The Glycemic Index (GI) is a ranking system that measures the impact of carbohydrates on our blood sugar levels. It assigns a numerical value to food based on how quickly the carbohydrates in that food are digested and absorbed.
In this article, we will discuss the benefits of following a diet based on the Glycemic Index and provide tips for incorporating low GI foods into your daily routine.
Definition of the Glycemic (Glycaemic) Index
The glycemic index or glycaemic index (GI) is an important tool used to measure the effect of different foods on blood sugar (glucose) levels.
The GI ranks carbohydrates on a scale from 0 to 100 according to their effect on blood sugar levels.
Foods with a high GI (70 or higher) are broken down quickly, causing blood sugar and insulin levels to rise quickly. Foods with a low GI (55 or lower) are broken down more slowly, resulting in a gradual rise in blood sugar and insulin levels.
How Does the Glycemic Index Work?
When carbohydrates are consumed, they are broken down into glucose in the small intestine, which is then absorbed into the bloodstream. The resulting rise in blood glucose levels triggers the release of insulin from the pancreas.
Insulin helps to store glucose in cells for energy or convert it into fat for storage. The rate at which this process occurs varies greatly depending on the type of carbohydrate being consumed.
High-GI foods cause a rapid rise and fall in blood sugar and insulin levels, while low-GI foods result in a slower, steadier rise and fall.
How Is Glycemic Index Measured?
The glycemic index is measured by comparing the effects of a given carbohydrate food to that of pure glucose, which has been assigned a GI value of 100.
Foods are tested on a group of 10-15 people who consume 50 grams of available carbohydrates from the food being tested after an overnight fast. Blood samples are taken every 15 minutes over a two hour period to measure changes in blood glucose levels.
The area under the curve (AUC) is then calculated by multiplying the average blood sugar response by the length of time over which it occurs.
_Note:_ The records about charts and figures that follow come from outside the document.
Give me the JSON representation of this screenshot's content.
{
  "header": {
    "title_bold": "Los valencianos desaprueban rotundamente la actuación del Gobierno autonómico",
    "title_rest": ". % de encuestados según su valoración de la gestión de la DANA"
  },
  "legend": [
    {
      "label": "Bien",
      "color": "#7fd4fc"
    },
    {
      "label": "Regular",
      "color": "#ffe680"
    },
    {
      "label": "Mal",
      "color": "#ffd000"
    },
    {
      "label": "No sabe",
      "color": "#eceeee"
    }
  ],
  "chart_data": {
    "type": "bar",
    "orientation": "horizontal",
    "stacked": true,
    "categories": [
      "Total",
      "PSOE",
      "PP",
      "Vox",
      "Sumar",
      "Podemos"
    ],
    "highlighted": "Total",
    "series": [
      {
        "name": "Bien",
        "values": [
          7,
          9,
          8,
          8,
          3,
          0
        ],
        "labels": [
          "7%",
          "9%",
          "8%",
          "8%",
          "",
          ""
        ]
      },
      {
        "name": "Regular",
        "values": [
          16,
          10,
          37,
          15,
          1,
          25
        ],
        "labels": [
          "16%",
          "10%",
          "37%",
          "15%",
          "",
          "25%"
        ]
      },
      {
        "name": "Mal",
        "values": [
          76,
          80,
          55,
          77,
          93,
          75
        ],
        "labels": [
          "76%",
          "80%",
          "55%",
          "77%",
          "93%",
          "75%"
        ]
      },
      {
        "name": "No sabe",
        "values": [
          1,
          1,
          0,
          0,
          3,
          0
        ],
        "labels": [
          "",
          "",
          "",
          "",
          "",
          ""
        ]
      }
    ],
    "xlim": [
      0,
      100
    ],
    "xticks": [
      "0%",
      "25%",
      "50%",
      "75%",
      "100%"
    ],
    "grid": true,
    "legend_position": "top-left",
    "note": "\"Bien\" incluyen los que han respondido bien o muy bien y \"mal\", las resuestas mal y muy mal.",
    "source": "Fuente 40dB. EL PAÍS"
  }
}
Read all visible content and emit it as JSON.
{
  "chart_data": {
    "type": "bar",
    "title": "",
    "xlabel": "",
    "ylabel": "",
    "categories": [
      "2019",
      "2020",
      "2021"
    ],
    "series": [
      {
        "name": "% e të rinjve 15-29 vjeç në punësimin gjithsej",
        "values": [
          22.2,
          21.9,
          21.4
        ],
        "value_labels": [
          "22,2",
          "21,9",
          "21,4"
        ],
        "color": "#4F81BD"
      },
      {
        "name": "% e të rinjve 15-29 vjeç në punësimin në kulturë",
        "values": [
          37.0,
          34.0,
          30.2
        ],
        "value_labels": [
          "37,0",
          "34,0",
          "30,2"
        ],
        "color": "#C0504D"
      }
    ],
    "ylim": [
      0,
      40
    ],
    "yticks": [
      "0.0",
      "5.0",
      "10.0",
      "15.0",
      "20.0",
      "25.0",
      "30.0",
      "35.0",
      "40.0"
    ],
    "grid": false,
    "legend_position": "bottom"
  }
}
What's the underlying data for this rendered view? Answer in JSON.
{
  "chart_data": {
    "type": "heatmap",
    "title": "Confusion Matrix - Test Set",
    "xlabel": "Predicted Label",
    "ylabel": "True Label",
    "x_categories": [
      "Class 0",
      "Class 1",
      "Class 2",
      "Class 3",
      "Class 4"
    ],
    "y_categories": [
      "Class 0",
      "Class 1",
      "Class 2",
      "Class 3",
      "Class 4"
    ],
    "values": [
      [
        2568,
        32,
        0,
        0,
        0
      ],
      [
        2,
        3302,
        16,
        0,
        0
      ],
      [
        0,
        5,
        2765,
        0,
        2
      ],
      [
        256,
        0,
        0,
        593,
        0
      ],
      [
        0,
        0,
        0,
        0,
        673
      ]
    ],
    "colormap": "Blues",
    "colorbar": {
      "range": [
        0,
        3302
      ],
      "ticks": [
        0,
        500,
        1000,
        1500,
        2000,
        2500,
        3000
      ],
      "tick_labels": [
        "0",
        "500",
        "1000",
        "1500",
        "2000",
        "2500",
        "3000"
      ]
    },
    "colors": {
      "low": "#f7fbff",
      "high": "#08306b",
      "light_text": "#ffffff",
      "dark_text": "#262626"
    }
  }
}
This AUC number is then compared to that of pure glucose, and a GI value is assigned based on this comparison.
Here we explained in more details how glycemic index is calculated.
What Are the Levels of Glycemic Index?
Low: 55 or less
Medium: 56-69
High: 70 and above
Examples of Foods With High GI:
- White bread – 73
- Instant mashed potatoes – 82
- White rice – 87
- Watermelon – 72
- Pretzels – 83
Examples of Foods With Low GI:
- Oatmeal – 55
- Apples – 41
- Kidney beans – 28
- Barley – 25
- Spaghetti (whole wheat) – 42
Benefits of Glycemic Index
Glycemic index can be useful for weight loss and people with diabetes as well as those trying to maintain healthy blood sugar levels.
Low-GI diets have been shown to help people lose weight and improve their overall health by reducing hunger and cravings for sugary snacks between meals.
For people with diabetes, consuming low-GI foods helps reduce spikes in blood sugar that can lead to complications such as heart disease and stroke. On the other , high-GI foods can be beneficial when energy needs are high or when exercise is performed shortly after eating them due to their rapid absorption into the bloodstream.
Potential Limitations Of Glycemic Index:
Although glycemic index can be useful for helping people make healthier food choices, there are some potential limitations that should be taken into consideration when using it as a guide for eating habits.
For example, individual responses to different carbohydrate foods may vary greatly from person to person due to differences in digestion speed and other factors such as how much fat or fiber is consumed with them.
Another fact to consider is that glycemic index number for the same food can vary vastly based on the ripeness, cooking method, and the sort of sugar it contains. Thus, it is not an easy task to know exactly the GI of the food you are about to eat.
Additionally, glycemic load (GL), which takes into account both GI value and how much carbohydrate is actually consumed per serving size, may be more accurate than GI alone in predicting how certain foods affect blood sugar levels over time. Therefore, it’s important to take into account both GI values and GL values when making dietary decisions based on glycemic index alone.